Shoulder injuries and contusions: dislocation, dislocation, prolapse and physiotherapy


The high mobility of the shoulder joint – or colloquially the shoulder – is a blessing for a person, but also a source of problems. Shoulder dislocation, instability, dislocation, and subluxation are just a few of the shoulder injuries that specialists deal with on a daily basis. How are they different? How are they treated? We explain in the article.

The structure of the shoulder joint, commonly known as the shoulder joint, gives a person a relatively large range of motion, but at the same time causes limited natural stability, which leads to more frequent shoulder injuries. Despite certain safeguards present in our body, shoulder injuries are one of the most common, including, unfortunately, the recurrent ones. What conditions can occur in the shoulder joint?

Shoulder dislocation
Dislocation of the shoulder joint (colloquially also: dislocation of the shoulder joint, dislocation of the shoulder or dislocation of the shoulder) means that the head of the humerus “jumped out” from its proper place – the articular surfaces have lost contact, and the joint capsule, ligament, tendons and muscles have been stretched, torn or torn. broken. The labrum may also be torn or torn, improving the stability of the joint, which often has more serious consequences, such as instability – but more on that in a moment.

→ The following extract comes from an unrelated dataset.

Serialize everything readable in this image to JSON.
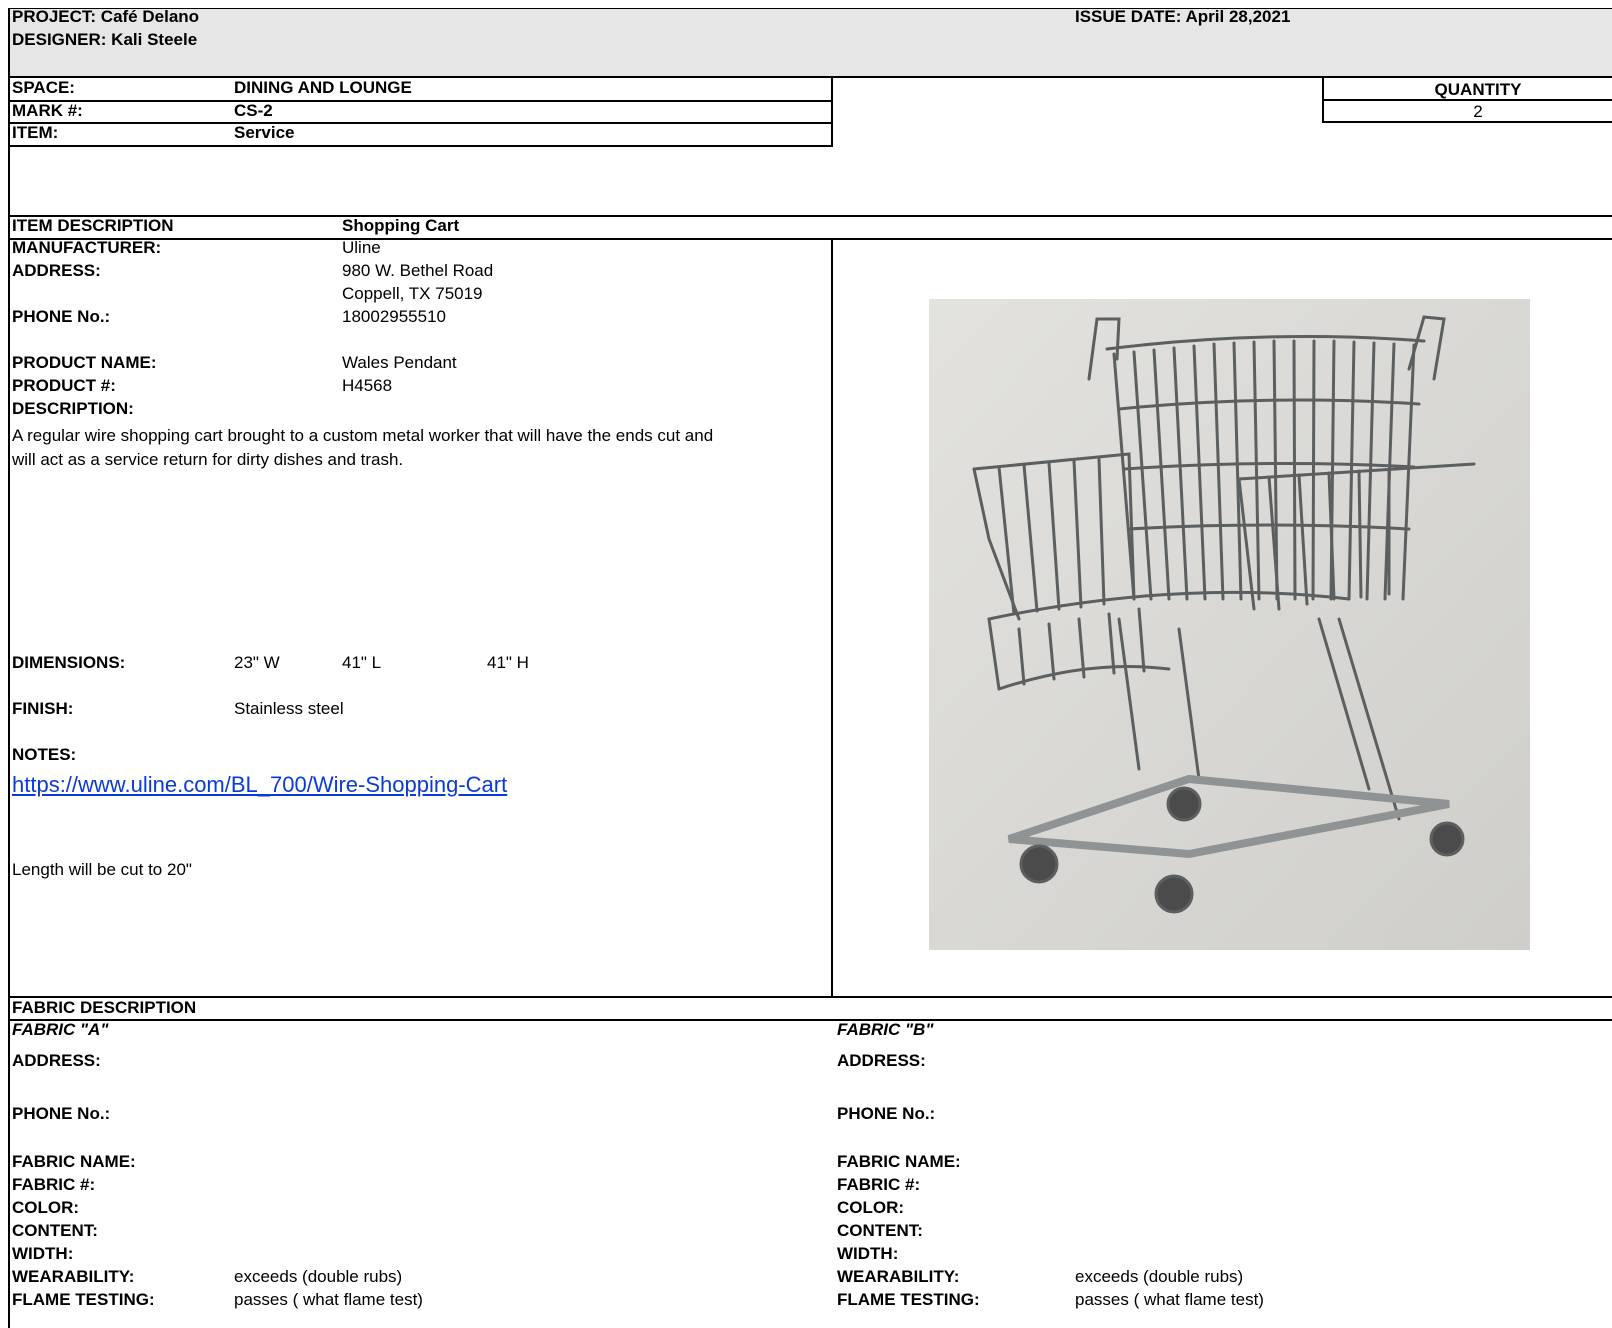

Shoulder injuries and contusions

Shoulder dislocation may be caused by a fall on the shoulder or an extended arm, an injury in the abduction position and external rotation of the shoulder, but also by the accumulation of microtraumas. We can recognize such an impact of the shoulder by severe pain, limited mobility in the joint, swelling and deformation of this area of ​​the body. Sometimes they are also accompanied by a feeling of hand numbness.

What is the treatment for in a shoulder dislocation? First, you need to adjust your shoulder. This is usually done under local or general anesthesia, but sometimes surgery (arthroscopic if possible) is inevitable. After that, the arm should be immobilized for some time, depending on the severity of the injury. The final stage is physiotherapy. In difficult cases, it may take about 6-8 months to even a year to return to full sporting activity.